Dall’altra, viviamo in una società (e faccio riferimento a quella italiana, non conoscendo direttamente e in vivo le altre) in cui le donne non trovano riconoscimento e valorizzazione alla stregua degli uomini.
Perché le donne fanno fatica a cambiare questa situazione sociale?
Solo perché si confrontano con un mondo politico e istituzionale ancora maschilista?
Sarà una deformazione professionale, ma da buona psicologa cerco sempre di andare al di là delle apparenze e di vedere altro.
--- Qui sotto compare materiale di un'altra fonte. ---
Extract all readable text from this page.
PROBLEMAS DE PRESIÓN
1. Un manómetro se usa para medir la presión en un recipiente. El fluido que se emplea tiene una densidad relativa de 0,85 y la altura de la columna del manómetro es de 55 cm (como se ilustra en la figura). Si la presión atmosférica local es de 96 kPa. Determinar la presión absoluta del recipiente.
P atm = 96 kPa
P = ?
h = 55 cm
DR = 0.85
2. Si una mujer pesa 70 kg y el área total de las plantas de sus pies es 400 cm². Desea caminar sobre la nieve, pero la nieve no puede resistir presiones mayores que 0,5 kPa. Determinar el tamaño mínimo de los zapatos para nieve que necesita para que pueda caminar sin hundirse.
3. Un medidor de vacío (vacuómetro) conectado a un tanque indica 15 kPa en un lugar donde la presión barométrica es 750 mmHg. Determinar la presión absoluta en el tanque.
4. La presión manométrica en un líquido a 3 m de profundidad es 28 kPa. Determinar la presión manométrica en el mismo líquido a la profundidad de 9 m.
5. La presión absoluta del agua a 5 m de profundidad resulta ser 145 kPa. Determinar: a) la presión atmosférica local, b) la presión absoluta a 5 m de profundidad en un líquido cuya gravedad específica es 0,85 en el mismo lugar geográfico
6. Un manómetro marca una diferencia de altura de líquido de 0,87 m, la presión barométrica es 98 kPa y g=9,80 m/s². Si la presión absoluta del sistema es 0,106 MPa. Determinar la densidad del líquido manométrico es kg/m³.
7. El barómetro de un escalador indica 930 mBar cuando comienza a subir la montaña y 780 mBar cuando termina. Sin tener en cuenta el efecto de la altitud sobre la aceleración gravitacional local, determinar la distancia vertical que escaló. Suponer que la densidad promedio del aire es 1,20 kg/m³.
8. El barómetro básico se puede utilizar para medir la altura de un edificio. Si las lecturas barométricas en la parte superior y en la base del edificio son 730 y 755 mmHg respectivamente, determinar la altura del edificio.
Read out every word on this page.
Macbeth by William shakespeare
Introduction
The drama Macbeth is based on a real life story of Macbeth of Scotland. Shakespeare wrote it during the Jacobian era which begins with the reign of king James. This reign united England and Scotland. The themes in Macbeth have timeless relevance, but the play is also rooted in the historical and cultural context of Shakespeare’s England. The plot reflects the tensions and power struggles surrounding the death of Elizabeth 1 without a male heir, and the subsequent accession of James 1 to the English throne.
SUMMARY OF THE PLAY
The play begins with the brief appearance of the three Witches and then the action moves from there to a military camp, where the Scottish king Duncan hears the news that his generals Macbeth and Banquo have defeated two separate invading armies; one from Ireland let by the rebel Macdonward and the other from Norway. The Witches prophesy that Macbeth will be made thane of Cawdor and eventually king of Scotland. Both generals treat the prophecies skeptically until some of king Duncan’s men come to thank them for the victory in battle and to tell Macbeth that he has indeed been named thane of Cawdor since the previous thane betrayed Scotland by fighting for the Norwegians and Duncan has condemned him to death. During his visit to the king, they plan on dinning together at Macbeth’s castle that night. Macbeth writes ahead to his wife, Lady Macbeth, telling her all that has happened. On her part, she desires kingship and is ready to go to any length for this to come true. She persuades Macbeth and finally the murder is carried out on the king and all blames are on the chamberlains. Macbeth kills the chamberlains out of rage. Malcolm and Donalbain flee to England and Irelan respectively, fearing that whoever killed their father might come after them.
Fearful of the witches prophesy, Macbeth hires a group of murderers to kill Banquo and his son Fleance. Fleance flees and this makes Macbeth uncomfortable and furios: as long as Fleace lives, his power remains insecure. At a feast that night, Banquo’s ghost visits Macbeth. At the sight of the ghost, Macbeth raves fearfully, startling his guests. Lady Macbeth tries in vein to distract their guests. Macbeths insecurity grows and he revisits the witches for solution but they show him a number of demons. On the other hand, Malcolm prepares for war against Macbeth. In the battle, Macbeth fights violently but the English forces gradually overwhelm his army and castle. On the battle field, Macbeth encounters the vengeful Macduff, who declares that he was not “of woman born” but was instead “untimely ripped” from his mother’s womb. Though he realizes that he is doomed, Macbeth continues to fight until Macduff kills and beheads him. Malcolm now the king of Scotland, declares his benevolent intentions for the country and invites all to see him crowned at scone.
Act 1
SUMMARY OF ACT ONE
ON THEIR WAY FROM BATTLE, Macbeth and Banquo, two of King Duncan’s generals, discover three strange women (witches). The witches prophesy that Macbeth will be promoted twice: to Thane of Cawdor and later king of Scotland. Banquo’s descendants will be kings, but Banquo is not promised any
Penso che in realtà le donne abbiano interiorizzato, alla stregua degli uomini, gli stereotipi di genere, perché la generazione dei giovani e adulti di oggi sono stati educati secondo schemi mentali sessisti, per cui la donna deve essere “brava e ubbidiente” e l’uomo “forte e coraggioso”.
Pertanto sulla base di queste credenze popolari, ci siamo abituate a metterci da parte, ad assecondare le richieste esterne ed altrui e ad assumere un atteggiamento accondiscendente. Non per ultimo, siamo state poco educate ad esprimerci e ad affermare i nostri pensieri e bisogni. Infatti, le donne sono educate e formate, in quanto un domani madri, ad ascoltare i bisogni altrui piuttosto che i propri. Non è un caso che la dipendenza affettiva, che trova in questo aspetto esacerbato il nucleo patologico che sottostà ad un legame malsano e auto-distruttivo, sia una problematica tipicamente femminile.
Forse anche per questo motivo, le donne che sono riuscite e che riescono ad affermarsi, e la cronaca riporta vari nomi sia nostrani che europei e mondiali, sono spesso dipinte come “fredde”, “rigide”, “maschili”…ovvero con una serie di appellativi che delineano come questi esempi femminili fuoriescano dal prototipo femminile ancora culturalmente e socialmente dominante, a cui la maggior parte delle donne finisce per aderire e quindi nel quale si riconosce.
Tuttavia qualcosa sta cambiando. Infatti ci sono donne che, in diversi ambiti e contesti, cercano e provano a dare voce al proprio sapere, pensare e al pensiero e al vissuto di altre donne, nell’ottica di creare rete e un sentire di appartenenza. In particolare, faccio riferimento alla bellissima iniziativa di Sabina Ciuffini “Unaqualunque”, a Caterina Della Torre che, oltre che direttore di Dols, è una delle donne pioniere nella creazione della rete femminile, e a tutte le altre donne che, come loro, credono nel valore delle donne e in quello di fare rete fra donne.
Tutto ciò è espressione di una parte di popolazione femminile che è stanca di stare a guardare e che vuole agire per promuovere un cambiamento vero e tangibile, perché, citando il famoso slogan del Presidente Obama in occasione della sua prima campagna elettorale, “if you want, you can”.